Als Theaterfrauen brachten in diesem Jahr das Publikum zum Lachen: Astrid Schad, Lisa Kaib, Melanie Achterling, Carmen Heil, Ulrike Leinweber (die auch wieder für die Dekorationen sorgte), Jutta Klug, Claudia Hack, Steffi Faulstich, Beate Jahn, Gisela Jahn, Silvia Heil und Waltraud Mahr.

Folgende Theaterstücke wurden aufgeführt:

  • Wochenhoroskop ( Ehefrau wird durch ein überaus günstiges Horoskop zum Geld ausgeben animiert, doch das dicke Ende kommt noch…)
  • Das Rosinenbrot (amüsantes Zwiegespräch zwischen einem Pastor und einem Bengel)

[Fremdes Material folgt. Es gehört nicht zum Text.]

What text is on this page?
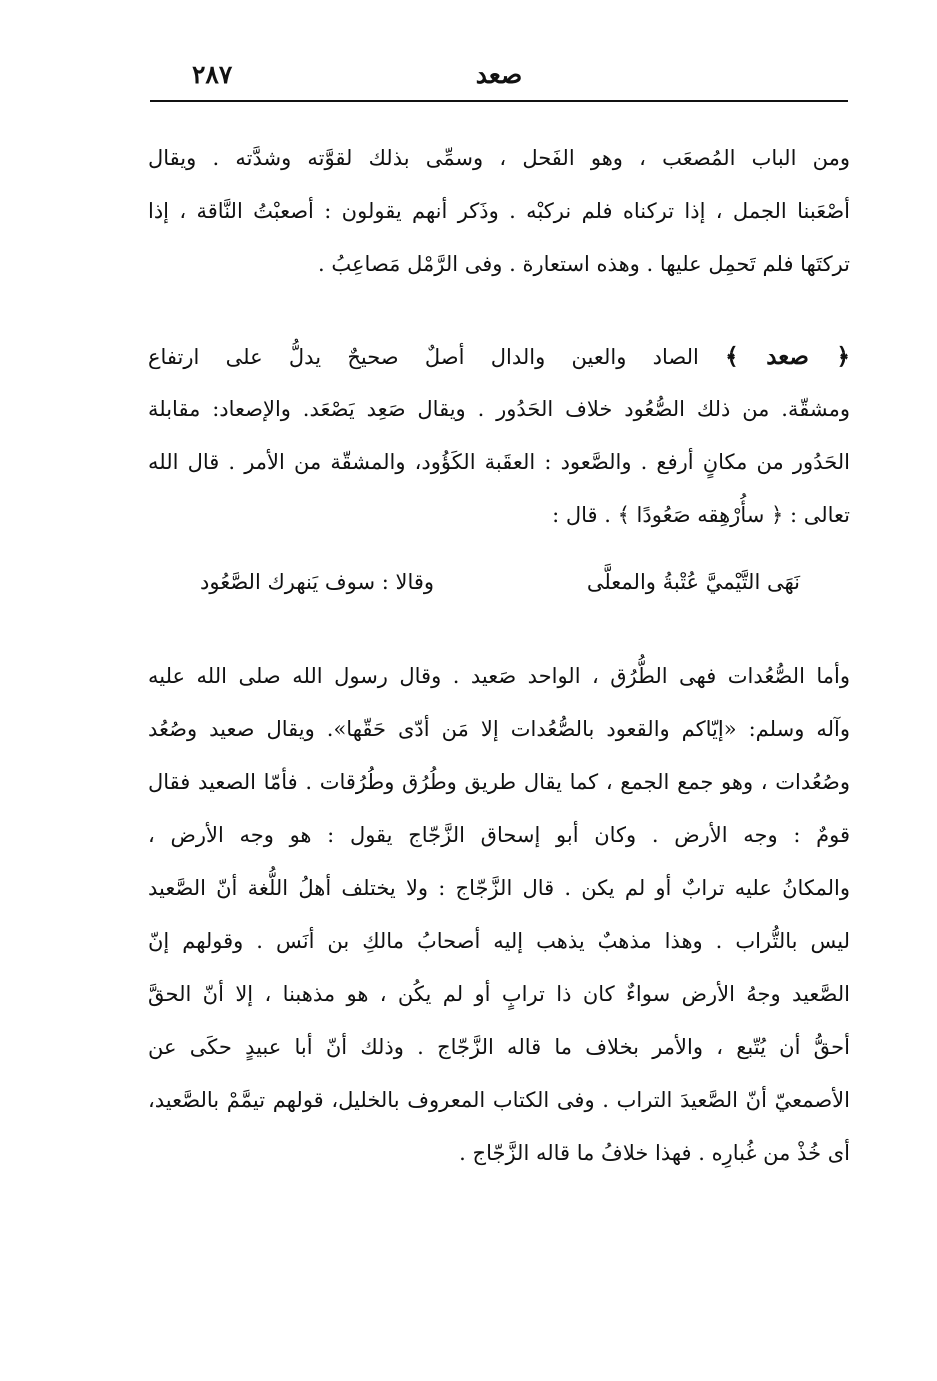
٢٨٧	صعد
ومن الباب المُصعَب ، وهو الفَحل ، وسمِّى بذلك لقوَّته وشدَّته . ويقال
أصْعَبنا الجمل ، إذا تركناه فلم نركبْه . وذَكر أنهم يقولون : أصعبْتُ النَّاقة ، إذا
تركتَها فلم تَحمِل عليها . وهذه استعارة . وفى الرَّمْل مَصاعِبُ .
﴿ صعد ﴾ الصاد والعين والدال أصلٌ صحيحٌ يدلُّ على ارتفاع
ومشقّة. من ذلك الصُّعُود خلاف الحَدُور . ويقال صَعِد يَصْعَد. والإصعاد: مقابلة
الحَدُور من مكانٍ أرفع . والصَّعود : العقَبة الكَؤُود، والمشقّة من الأمر . قال الله
تعالى : ﴿ سأُرْهِقه صَعُودًا ﴾ . قال :
نَهَى التَّيْميَّ عُتْبةُ والمعلَّى
وقالا : سوف يَنهرك الصَّعُود
وأما الصُّعُدات فهى الطُّرُق ، الواحد صَعيد . وقال رسول الله صلى الله عليه
وآله وسلم: «إيّاكم والقعود بالصُّعُدات إلا مَن أدّى حَقّها». ويقال صعيد وصُعُد
وصُعُدات ، وهو جمع الجمع ، كما يقال طريق وطُرُق وطُرُقات . فأمّا الصعيد فقال
قومٌ : وجه الأرض . وكان أبو إسحاق الزَّجّاج يقول : هو وجه الأرض ،
والمكانُ عليه ترابٌ أو لم يكن . قال الزَّجّاج : ولا يختلف أهلُ اللُّغة أنّ الصَّعيد
ليس بالتُّراب . وهذا مذهبٌ يذهب إليه أصحابُ مالكِ بن أنَس . وقولهم إنّ
الصَّعيد وجهُ الأرض سواءٌ كان ذا ترابٍ أو لم يكُن ، هو مذهبنا ، إلا أنّ الحقَّ
أحقُّ أن يُتّبع ، والأمر بخلاف ما قاله الزَّجّاج . وذلك أنّ أبا عبيدٍ حكَى عن
الأصمعيّ أنّ الصَّعيدَ التراب . وفى الكتاب المعروف بالخليل، قولهم تيمَّمْ بالصَّعيد،
أى خُذْ من غُبارِه . فهذا خلافُ ما قاله الزَّجّاج .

  • Das Reisebüro (kompetente Beratung und Kundenfreundlichkeit geht anders…)
  • Ein außergewöhnliches Schachspiel (eine ganz eigene Interpretation der Spielregeln bringt den Mitspieler aus der Fassung)
  • Jedem das Seine (Vater und Mutter tauschen ihre Pflichten mit vergnüglichem Ausgang)
  • Der Verkupplungsversuch (…einer Mutter, der aber kläglich scheitert)
  • Der Fahrkartenschalter (ein Bahnbediensteter wird auf eine harte Geduldsprobe gestellt)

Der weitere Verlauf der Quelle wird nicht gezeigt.